We needed this love. We needed the blood of Christ to wipe our “bad mom” slate clean. But a clean slate would not be good enough, would it? If we simply had a clean slate set before us every day our lives would consist of trying to rewrite it with the words “Best Mom Ever.” But thank God that he didn’t leave the slate clean for moms. No, he wrote across it with permanent marker the title that was meant for him, “My beloved with whom I am well pleased.” Our record today remains as perfect, beloved, God pleasers; on the good days as well as the bad.
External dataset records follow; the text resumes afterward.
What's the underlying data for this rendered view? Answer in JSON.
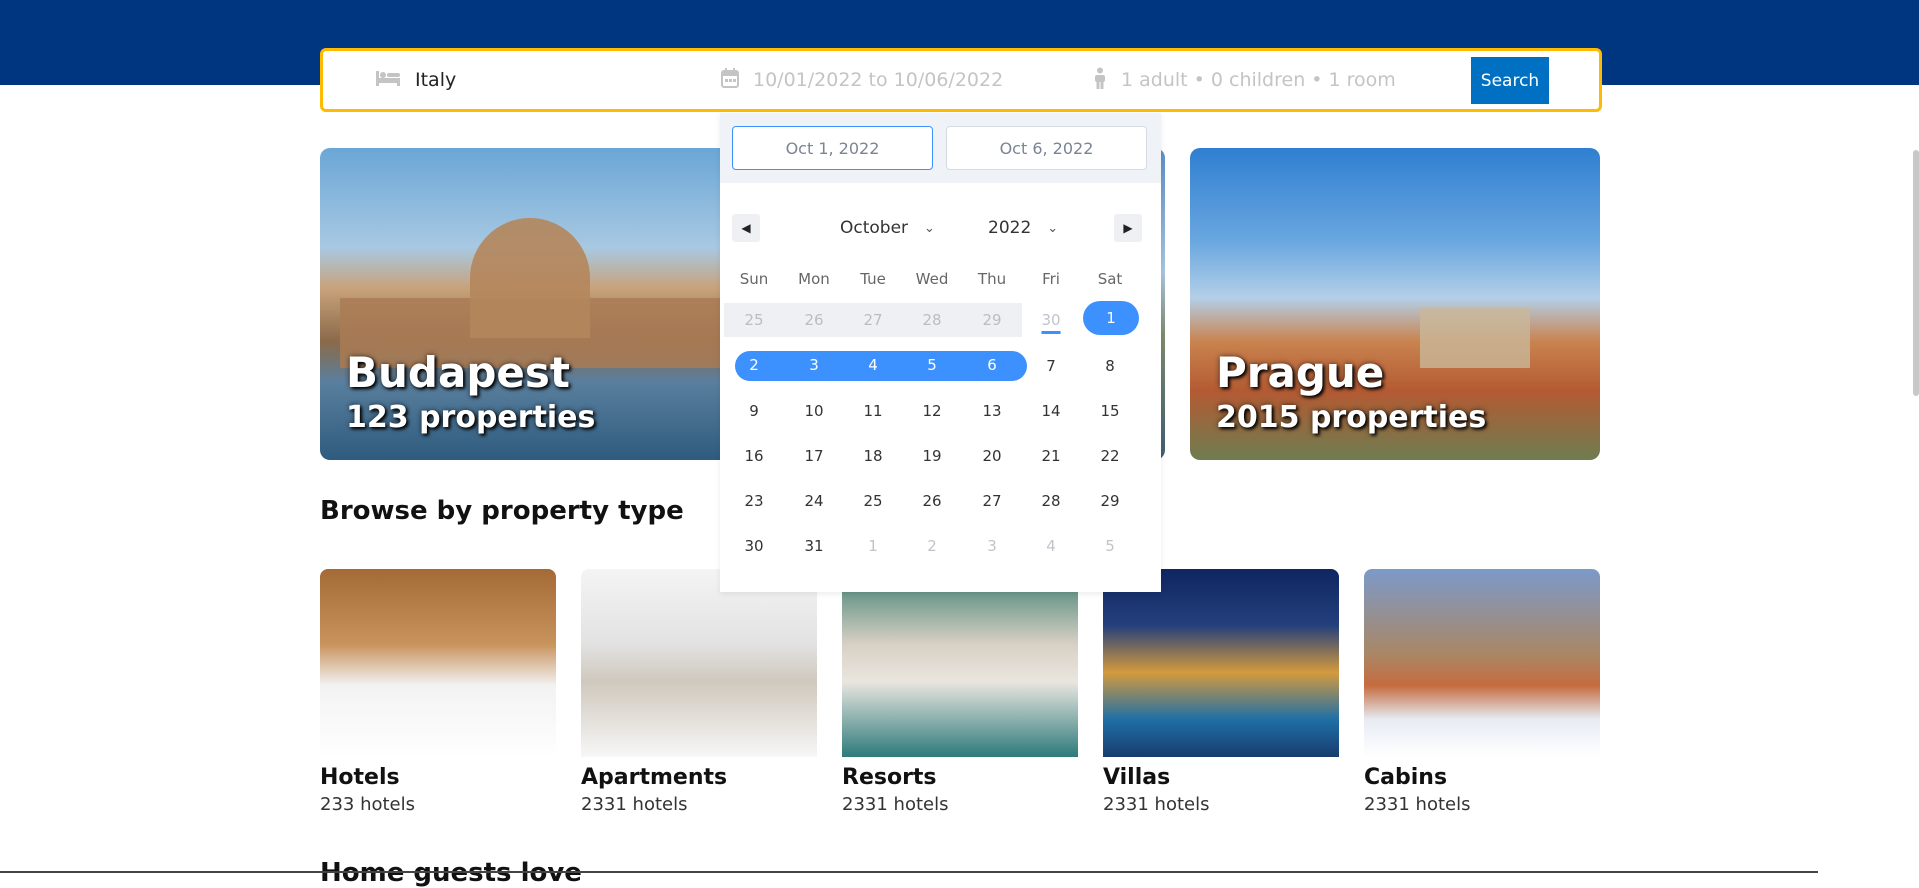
{
  "search": {
    "destination": "Italy",
    "dates": "10/01/2022 to 10/06/2022",
    "guests": "1 adult • 0 children • 1 room",
    "search_label": "Search",
    "bed_icon": "bed-icon",
    "calendar_icon": "calendar-icon",
    "person_icon": "person-icon"
  },
  "cities": [
    {
      "name": "Budapest",
      "count": "123 properties"
    },
    {
      "name": "Prague",
      "count": "2015 properties"
    }
  ],
  "section_title": "Browse by property type",
  "property_types": [
    {
      "name": "Hotels",
      "count": "233 hotels"
    },
    {
      "name": "Apartments",
      "count": "2331 hotels"
    },
    {
      "name": "Resorts",
      "count": "2331 hotels"
    },
    {
      "name": "Villas",
      "count": "2331 hotels"
    },
    {
      "name": "Cabins",
      "count": "2331 hotels"
    }
  ],
  "next_section_title": "Home guests love",
  "datepicker": {
    "start_date": "Oct 1, 2022",
    "end_date": "Oct 6, 2022",
    "month": "October",
    "year": "2022",
    "weekdays": [
      "Sun",
      "Mon",
      "Tue",
      "Wed",
      "Thu",
      "Fri",
      "Sat"
    ],
    "weeks": [
      [
        "25",
        "26",
        "27",
        "28",
        "29",
        "30",
        "1"
      ],
      [
        "2",
        "3",
        "4",
        "5",
        "6",
        "7",
        "8"
      ],
      [
        "9",
        "10",
        "11",
        "12",
        "13",
        "14",
        "15"
      ],
      [
        "16",
        "17",
        "18",
        "19",
        "20",
        "21",
        "22"
      ],
      [
        "23",
        "24",
        "25",
        "26",
        "27",
        "28",
        "29"
      ],
      [
        "30",
        "31",
        "1",
        "2",
        "3",
        "4",
        "5"
      ]
    ],
    "accent_color": "#3d91ff"
  },
  "colors": {
    "header": "#003580",
    "search_border": "#febb02",
    "search_button": "#0071c2"
  }
}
Do you believe this, my friends? Do you believe that God has pursued you with a furious longing since the beginning of time? Do you believe that he loved you so much that he chose to die for you because he couldn’t live without you? Do you believe that his pursuit of you, his beloved, continues every minute of the day and that he won’t ever give up on you? No matter how much you make a mess of motherhood, no matter how much you fall into the sin of thinking you are a better mom than others, He loves you just as much in your good moments as he does in your bad moments.
This is our God. This is motherhood. We are his beloved! Let’s do the hard work of believing that we are just that.
And if I can leave you with one thought on this Mother’s Day let it be this, Christ loves mothers as the messes that they are, not as the cleaned up mothers that they think they should be. Not one of us is as she should be. This is great news!